Il y aura eu, en peu de temps, le PDG d’Orange annonçant, lors d’une conférence de presse au Caire, son désir de rompre avec un partenaire industriel trop lié à Israël.

Les velléités palestiniennes de faire exclure de la Fifa la fédération de football israélienne.

Le débat sur l’étiquetage de certains produits qui reprend de plus belle en Europe.

L’Union des étudiants britannique votant une résolution de soutien au principe du boycott.

Sans parler des artistes qui, à l’instar de Brian Eno, Elvis Costello ou Vanessa Paradis, se demandent s’ils doivent ou non se produire en « Palestine occupée ».

Aucun de ces événements n’a, en soi, grande importance.

Mais, ensemble, ils font un climat et, peut-être, une conjoncture.

Et c’est l’occasion de rappeler à celles et ceux qui s’y engagent ce qu’est ce fameux mouvement BDS (boycott, désinvestissement, sanctions) créé, en 2005, par 171 ONG palestiniennes et qui est à l’origine, plus ou moins directe, de toutes ces initiatives.

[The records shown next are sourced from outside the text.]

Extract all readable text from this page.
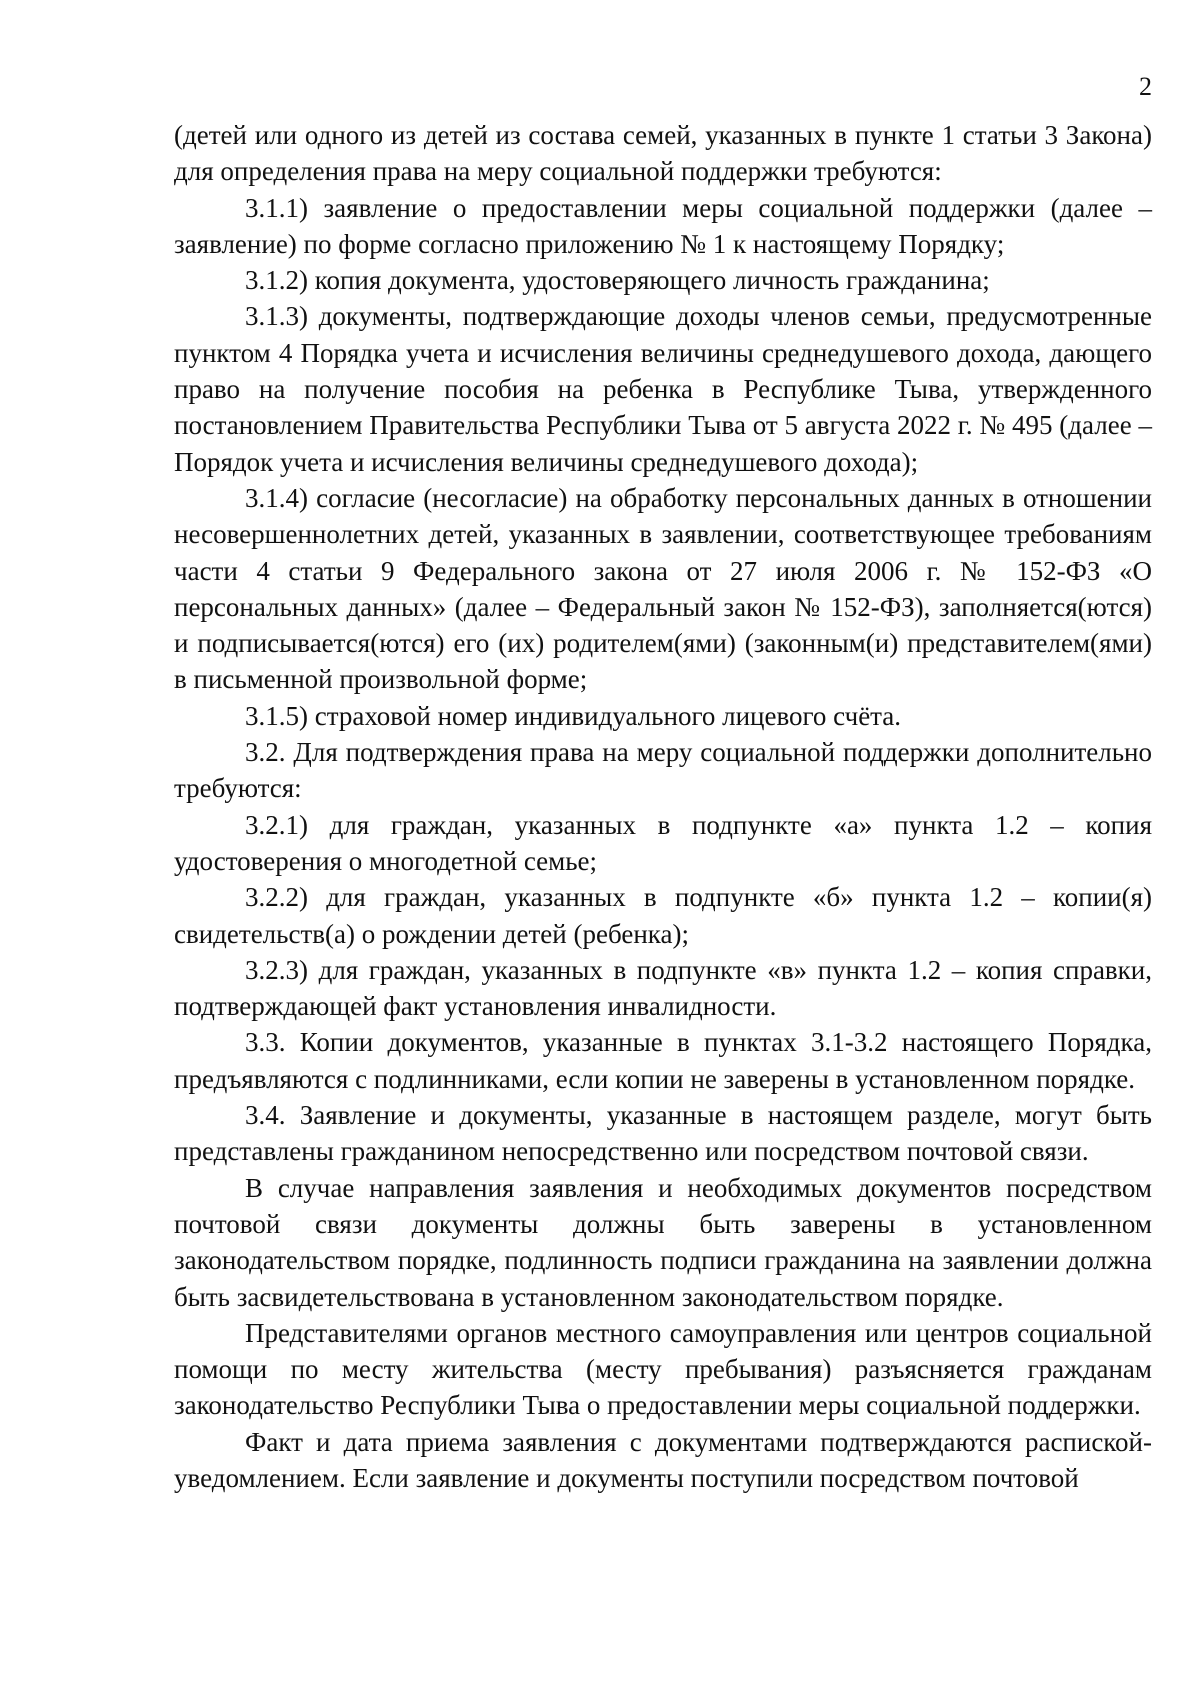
2

(детей или одного из детей из состава семей, указанных в пункте 1 статьи 3 Закона) для определения права на меру социальной поддержки требуются:

3.1.1) заявление о предоставлении меры социальной поддержки (далее – заявление) по форме согласно приложению № 1 к настоящему Порядку;

3.1.2) копия документа, удостоверяющего личность гражданина;

3.1.3) документы, подтверждающие доходы членов семьи, предусмотренные пунктом 4 Порядка учета и исчисления величины среднедушевого дохода, дающего право на получение пособия на ребенка в Республике Тыва, утвержденного постановлением Правительства Республики Тыва от 5 августа 2022 г. № 495 (далее – Порядок учета и исчисления величины среднедушевого дохода);

3.1.4) согласие (несогласие) на обработку персональных данных в отношении несовершеннолетних детей, указанных в заявлении, соответствующее требованиям части 4 статьи 9 Федерального закона от 27 июля 2006 г. № 152-ФЗ «О персональных данных» (далее – Федеральный закон № 152-ФЗ), заполняется(ются) и подписывается(ются) его (их) родителем(ями) (законным(и) представителем(ями) в письменной произвольной форме;

3.1.5) страховой номер индивидуального лицевого счёта.

3.2. Для подтверждения права на меру социальной поддержки дополнительно требуются:

3.2.1) для граждан, указанных в подпункте «а» пункта 1.2 – копия удостоверения о многодетной семье;

3.2.2) для граждан, указанных в подпункте «б» пункта 1.2 – копии(я) свидетельств(а) о рождении детей (ребенка);

3.2.3) для граждан, указанных в подпункте «в» пункта 1.2 – копия справки, подтверждающей факт установления инвалидности.

3.3. Копии документов, указанные в пунктах 3.1-3.2 настоящего Порядка, предъявляются с подлинниками, если копии не заверены в установленном порядке.

3.4. Заявление и документы, указанные в настоящем разделе, могут быть представлены гражданином непосредственно или посредством почтовой связи.

В случае направления заявления и необходимых документов посредством почтовой связи документы должны быть заверены в установленном законодательством порядке, подлинность подписи гражданина на заявлении должна быть засвидетельствована в установленном законодательством порядке.

Представителями органов местного самоуправления или центров социальной помощи по месту жительства (месту пребывания) разъясняется гражданам законодательство Республики Тыва о предоставлении меры социальной поддержки.

Факт и дата приема заявления с документами подтверждаются распиской-уведомлением. Если заявление и документы поступили посредством почтовой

Un mouvement de la société civile mondiale, nous dit-on, habité par le souci du droit, de la démocratie, des droits de l’homme. Soit. Mais pourquoi s’en prendre, dans ce cas, au seul pays de la région à s’être fondé sur ces valeurs et à continuer, vaille que vaille, malgré presque soixante-dix ans de guerre, d’y être globalement fidèle ? Et d’où vient que, pour s’en tenir aux seuls pays voisins, ces sourcilleux humanistes n’aient jamais eu un mot, un seul, sur les 200 000 morts de Bachar el-Assad, sur les crimes de Daech, sur la déportation massive des chrétiens de la plaine de Ninive, j’en passe ?

Un mouvement anti-apartheid, précise-t-on, reprenant les méthodes et l’esprit de Nelson Mandela en Afrique du Sud. Magnifique. Mais pourquoi, de nouveau, Israël qui, avec ses citoyens venus de tous les coins du monde, avec sa société multiethnique mêlant Européens de l’Ouest et de l’Est, Russes et Américains, Éthiopiens et Turcs, Kurdes et Iraniens, avec sa minorité arabe dont 13 députés siègent à la Knesset, n’est pas précisément ce que l’on peut appeler un État d’apartheid ? Et pourquoi pas le Qatar, dont je sais bien que les Fondations financent, avec des think tanks saoudiens, l’essentiel du mouvement, mais où 95 % de la main-d’oeuvre est constituée de travailleurs asiatiques esclavagisés et vivant sous le régime d’une kafala qui n’est pas très loin, pour le coup, d’un apartheid ?

Peut-être s’agit-il alors de faire pression sur Israël afin de l’amener à une paix dont la cause vaudrait bien quelques accommodements avec Doha ? Admettons, là aussi. Passons sur cette étrange façon de faire la paix en n’exerçant la pression que sur un belligérant sur deux. Oublions la méthode qui, au lieu de renforcer ceux des Israéliens favorables aux négociations, consiste en une punition collective mettant le pays au ban des nations. Le problème, c’est qu’il n’y a, comme chacun sait, qu’une formule sérieuse pour arriver à cette paix ; que cette formule, entérinée par les accords d’Oslo, est celle de deux États ; or il suffit de lire les déclarations d’Omar Barghouti, Ali Abunimah et des autres inspirateurs du mouvement pour voir que cette two states-solution est précisément celle dont ils ne veulent pas – lui préférant, sic, une one state-solution (sous drapeau palestinien).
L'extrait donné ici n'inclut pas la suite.